Quotidien Fintech & Blocktech / Daily News

Vendredi 29 Novembre 2013

3rd Sino-French Financial Forum in Beijing

The 3rd Sino-French Financial Forum in Beijing today, organized by Paris EUROPLACE and NAFMII , has been opened by ZHOU Xiaochuan, Governor of the People's Bank of China (PBoC), and Christian NOYER, Governor of Banque de France.

ZHOU Xiaochuan pointed out that “the objective today is to pursue economic growth to help to sustain the needs of an important population and preserve the employment. That's why China pushes forward financial reforms to improve the ability of financial industry to serve real economy. The next step for the PBOC is to deepen reforms in accordance with the comprehensive roadmap made on the Third Plenary Session of 18th National Congress of the CPC, with the following priorities:
1. Reduce PBoC interventions on currency markets and enhance market-driven prices; accelerate the RenMinBi capital account convertibility;
2. Accelerate market-driven interest rate reform, to promote efficient market pricing;
3. Widen market accessibility to Chinese financial institutions, and accelerate the Chinese financial market reforms; ease QDII and QFII quota approvals, to accelerate Chinese investment abroad and foreign investments in China.”

The Chinese financial institutions invest in international financial markets, including in France. ZHOU Xiaochuan said that “France has well-developed financial system and financial markets and has accumulated much precious experience in financial reforms. China and France will have large space for deeper cooperation in the future.”

Christian NOYER, Governor of Banque de France, has underlined that in the European Union “all the causes of the crisis have been addressed. Measures include a significant consolidation of public finances and in-depth restructuring of the banking system, structural reforms to improve the economy's competitiveness and a strengthening of euro area economic governance.”

He also stressed that “the establishment of the Banking Union is a crucial step towards a more resilient euro area and structural reforms under way in Europe are the only means to ensure future competiveness and growth.”


Paris EUROPLACE has launched two years ago an offensive strategy to consolidate its position as a preeminent RMB international financial center outside Asia, based on the strong trade relationships between France and China.

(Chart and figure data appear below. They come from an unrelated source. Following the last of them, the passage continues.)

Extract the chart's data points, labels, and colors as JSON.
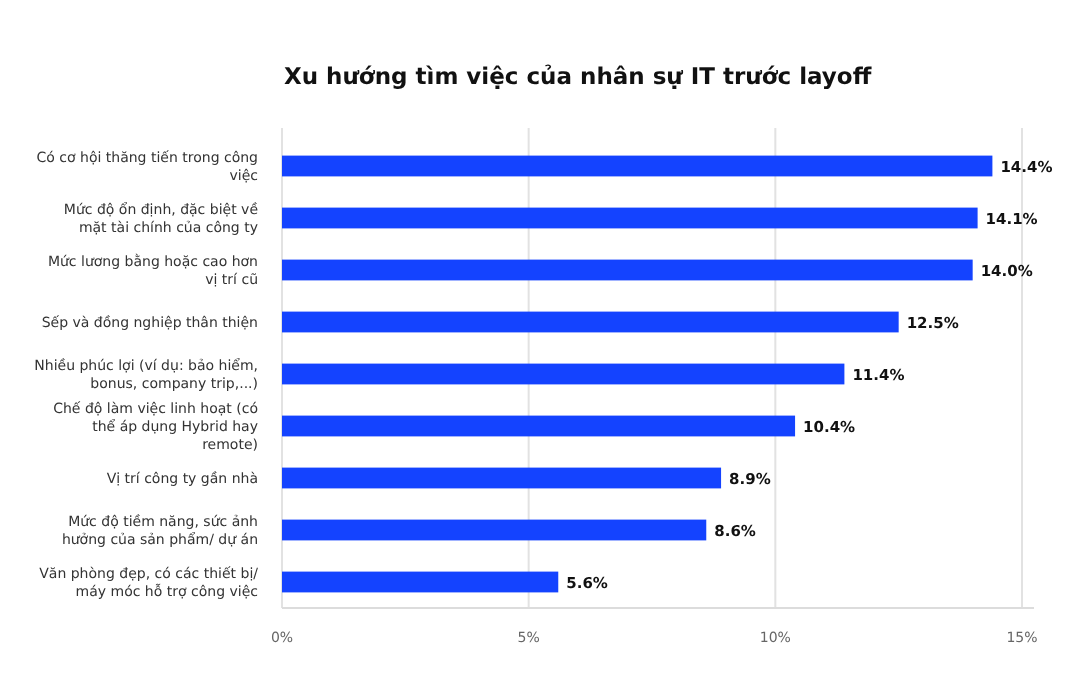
{
  "chart_data": {
    "type": "bar",
    "orientation": "horizontal",
    "title": "Xu hướng tìm việc của nhân sự IT trước layoff",
    "categories": [
      "Có cơ hội thăng tiến trong công việc",
      "Mức độ ổn định, đặc biệt về mặt tài chính của công ty",
      "Mức lương bằng hoặc cao hơn vị trí cũ",
      "Sếp và đồng nghiệp thân thiện",
      "Nhiều phúc lợi (ví dụ: bảo hiểm, bonus, company trip,...)",
      "Chế độ làm việc linh hoạt (có thể áp dụng Hybrid hay remote)",
      "Vị trí công ty gần nhà",
      "Mức độ tiềm năng, sức ảnh hưởng của sản phẩm/ dự án",
      "Văn phòng đẹp, có các thiết bị/ máy móc hỗ trợ công việc"
    ],
    "values": [
      14.4,
      14.1,
      14.0,
      12.5,
      11.4,
      10.4,
      8.9,
      8.6,
      5.6
    ],
    "value_labels": [
      "14.4%",
      "14.1%",
      "14.0%",
      "12.5%",
      "11.4%",
      "10.4%",
      "8.9%",
      "8.6%",
      "5.6%"
    ],
    "color": "#1443ff",
    "xlim": [
      0,
      15
    ],
    "xticks": [
      {
        "value": 0,
        "label": "0%"
      },
      {
        "value": 5,
        "label": "5%"
      },
      {
        "value": 10,
        "label": "10%"
      },
      {
        "value": 15,
        "label": "15%"
      }
    ],
    "grid": "x"
  }
}
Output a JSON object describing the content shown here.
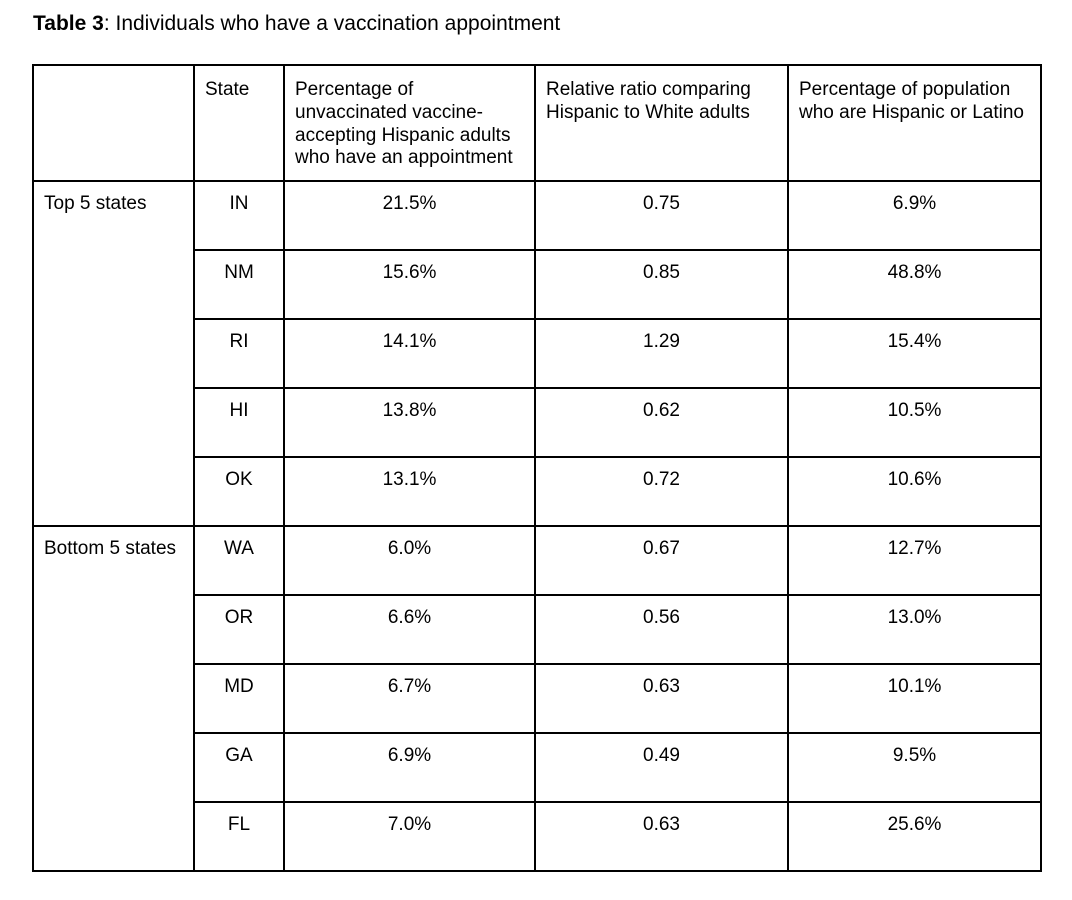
{
  "caption": {
    "bold": "Table 3",
    "text": ": Individuals who have a vaccination appointment"
  },
  "colors": {
    "background": "#ffffff",
    "text": "#000000",
    "border": "#000000"
  },
  "table": {
    "columns": {
      "group": "",
      "state": "State",
      "pct_appointment": "Percentage of unvaccinated vaccine-accepting Hispanic adults who have an appointment",
      "relative_ratio": "Relative ratio comparing Hispanic to White adults",
      "pct_hispanic": "Percentage of population who are Hispanic or Latino"
    },
    "groups": [
      {
        "label": "Top 5 states",
        "rows": [
          {
            "state": "IN",
            "pct_appointment": "21.5%",
            "relative_ratio": "0.75",
            "pct_hispanic": "6.9%"
          },
          {
            "state": "NM",
            "pct_appointment": "15.6%",
            "relative_ratio": "0.85",
            "pct_hispanic": "48.8%"
          },
          {
            "state": "RI",
            "pct_appointment": "14.1%",
            "relative_ratio": "1.29",
            "pct_hispanic": "15.4%"
          },
          {
            "state": "HI",
            "pct_appointment": "13.8%",
            "relative_ratio": "0.62",
            "pct_hispanic": "10.5%"
          },
          {
            "state": "OK",
            "pct_appointment": "13.1%",
            "relative_ratio": "0.72",
            "pct_hispanic": "10.6%"
          }
        ]
      },
      {
        "label": "Bottom 5 states",
        "rows": [
          {
            "state": "WA",
            "pct_appointment": "6.0%",
            "relative_ratio": "0.67",
            "pct_hispanic": "12.7%"
          },
          {
            "state": "OR",
            "pct_appointment": "6.6%",
            "relative_ratio": "0.56",
            "pct_hispanic": "13.0%"
          },
          {
            "state": "MD",
            "pct_appointment": "6.7%",
            "relative_ratio": "0.63",
            "pct_hispanic": "10.1%"
          },
          {
            "state": "GA",
            "pct_appointment": "6.9%",
            "relative_ratio": "0.49",
            "pct_hispanic": "9.5%"
          },
          {
            "state": "FL",
            "pct_appointment": "7.0%",
            "relative_ratio": "0.63",
            "pct_hispanic": "25.6%"
          }
        ]
      }
    ]
  },
  "chart_data": {
    "type": "table",
    "title": "Table 3: Individuals who have a vaccination appointment",
    "columns": [
      "",
      "State",
      "Percentage of unvaccinated vaccine-accepting Hispanic adults who have an appointment",
      "Relative ratio comparing Hispanic to White adults",
      "Percentage of population who are Hispanic or Latino"
    ],
    "rows": [
      [
        "Top 5 states",
        "IN",
        "21.5%",
        "0.75",
        "6.9%"
      ],
      [
        "Top 5 states",
        "NM",
        "15.6%",
        "0.85",
        "48.8%"
      ],
      [
        "Top 5 states",
        "RI",
        "14.1%",
        "1.29",
        "15.4%"
      ],
      [
        "Top 5 states",
        "HI",
        "13.8%",
        "0.62",
        "10.5%"
      ],
      [
        "Top 5 states",
        "OK",
        "13.1%",
        "0.72",
        "10.6%"
      ],
      [
        "Bottom 5 states",
        "WA",
        "6.0%",
        "0.67",
        "12.7%"
      ],
      [
        "Bottom 5 states",
        "OR",
        "6.6%",
        "0.56",
        "13.0%"
      ],
      [
        "Bottom 5 states",
        "MD",
        "6.7%",
        "0.63",
        "10.1%"
      ],
      [
        "Bottom 5 states",
        "GA",
        "6.9%",
        "0.49",
        "9.5%"
      ],
      [
        "Bottom 5 states",
        "FL",
        "7.0%",
        "0.63",
        "25.6%"
      ]
    ],
    "numeric": {
      "pct_appointment": [
        21.5,
        15.6,
        14.1,
        13.8,
        13.1,
        6.0,
        6.6,
        6.7,
        6.9,
        7.0
      ],
      "relative_ratio": [
        0.75,
        0.85,
        1.29,
        0.62,
        0.72,
        0.67,
        0.56,
        0.63,
        0.49,
        0.63
      ],
      "pct_hispanic": [
        6.9,
        48.8,
        15.4,
        10.5,
        10.6,
        12.7,
        13.0,
        10.1,
        9.5,
        25.6
      ]
    }
  }
}
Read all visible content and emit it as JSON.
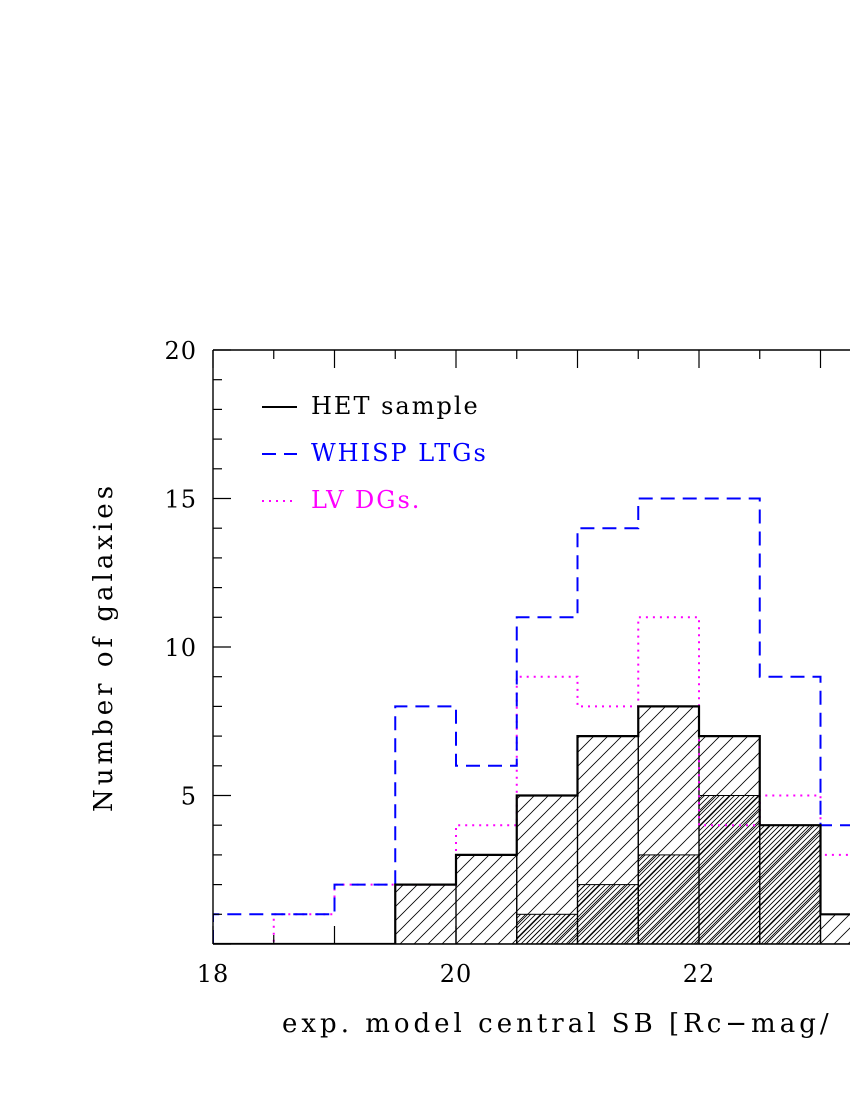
{
  "chart_data": {
    "type": "histogram",
    "xlabel": "exp. model central SB [Rc−mag/",
    "ylabel": "Number of galaxies",
    "xlim": [
      18,
      23.2
    ],
    "ylim": [
      0,
      20
    ],
    "xticks": [
      {
        "value": 18,
        "label": "18"
      },
      {
        "value": 20,
        "label": "20"
      },
      {
        "value": 22,
        "label": "22"
      }
    ],
    "yticks": [
      {
        "value": 5,
        "label": "5"
      },
      {
        "value": 10,
        "label": "10"
      },
      {
        "value": 15,
        "label": "15"
      },
      {
        "value": 20,
        "label": "20"
      }
    ],
    "x_minor_step": 0.5,
    "y_minor_step": 1,
    "bin_edges": [
      18.0,
      18.5,
      19.0,
      19.5,
      20.0,
      20.5,
      21.0,
      21.5,
      22.0,
      22.5,
      23.0,
      23.5
    ],
    "series": [
      {
        "name": "HET sample",
        "style": "solid-hatched",
        "color": "#000000",
        "values": [
          0,
          0,
          0,
          2,
          3,
          5,
          7,
          8,
          7,
          4,
          1
        ]
      },
      {
        "name": "",
        "style": "dense-hatched subset",
        "color": "#000000",
        "values": [
          0,
          0,
          0,
          0,
          0,
          1,
          2,
          3,
          5,
          4,
          0
        ]
      },
      {
        "name": "WHISP LTGs",
        "style": "dashed",
        "color": "#0000ff",
        "values": [
          1,
          1,
          2,
          8,
          6,
          11,
          14,
          15,
          15,
          9,
          4
        ]
      },
      {
        "name": "LV DGs.",
        "style": "dotted",
        "color": "#ff00ff",
        "values": [
          0,
          1,
          2,
          2,
          4,
          9,
          8,
          11,
          4,
          5,
          3
        ]
      }
    ],
    "legend": {
      "placement": "top-left",
      "entries": [
        {
          "label": "HET sample",
          "color": "#000000",
          "dash": "solid",
          "text_color": "#000000"
        },
        {
          "label": "WHISP LTGs",
          "color": "#0000ff",
          "dash": "dashed",
          "text_color": "#0000ff"
        },
        {
          "label": "LV DGs.",
          "color": "#ff00ff",
          "dash": "dotted",
          "text_color": "#ff00ff"
        }
      ]
    }
  }
}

Arnaud de BRESSON, CEO, Paris EUROPLACE has highlighted that the Paris financial center is already an active RMB financial center in Europe:
• Nearly 10% of the Sino-French trade is already settled in RMB;
• French and Chinese banks in Paris have developed diversified instruments and services for their clients: deposits, trade finance, cash management, cross border transfers, corporate banking etc. RMB deposits amount to RMB 20bn;
• According to SWIFT, France is now ranked n°4 in the world for RMB payments, behind, Singapore, Taiwan and UK;
• French corporates have already issued RMB 10 bn.

The next priorities of the Paris EUROPLACE 2014 RMB strategy are:
• to consolidate the Paris RMB-denominated offer and services for European corporates, including SMEs;
• to accelerate French Corporate RMB issuers in Paris as well as in Hong-Kong and to welcome Chinese Euro issuers to list on Euronext;
• to develop an efficient offshore RMB liquidity pool in Paris to accompany and to put to work RMB flows, including Sino-African business flows, which are traded through Paris;
• to capitalize on the recently signed liquidity swap between the ECB and the PBoC to ensure that banks established in Paris will be in a position to play a leading role in the offshore RMB market.


All euro area countries have a clear target:
• To accelerate fiscal consolidation and make it as growth-friendly as possible by prioritizing capital investment over current spending. The objective reaffirmed beginning of November by the French Government is to reduce deficit from 4.8% of GDP in 2012 to 3.9% this year and a further 3% in 2015;
• To raise competitiveness in a convergent way and increase underlying productive capacities. Reforms of the labor market are particularly essential.


European capital markets and Paris as the euro hub offer attractive opportunities to Chinese investors, on both:
•Euro-securities debt market, with:
- a pre-eminent position for short-term paper in Europe;
- a leading corporate bonds market in Europe with 35% of market issues, ahead of London (27%) and Germany (10%);
• Stock market in Europe: 34 French companies listed in Paris are in the Global Fortune index 500. The CAC 40 index, the most internationalised index in the world, remains today under-priced and it represents a real opportunity for international investors looking for the highest couple risk/return, also compared to the US market.

Arnaud de BRESSON added that IPOs are on an accelerating path on Euronext, with 16 new listings and €1.7bn issued since January 2013. Almost 10 new introductions are planned before the end of this year.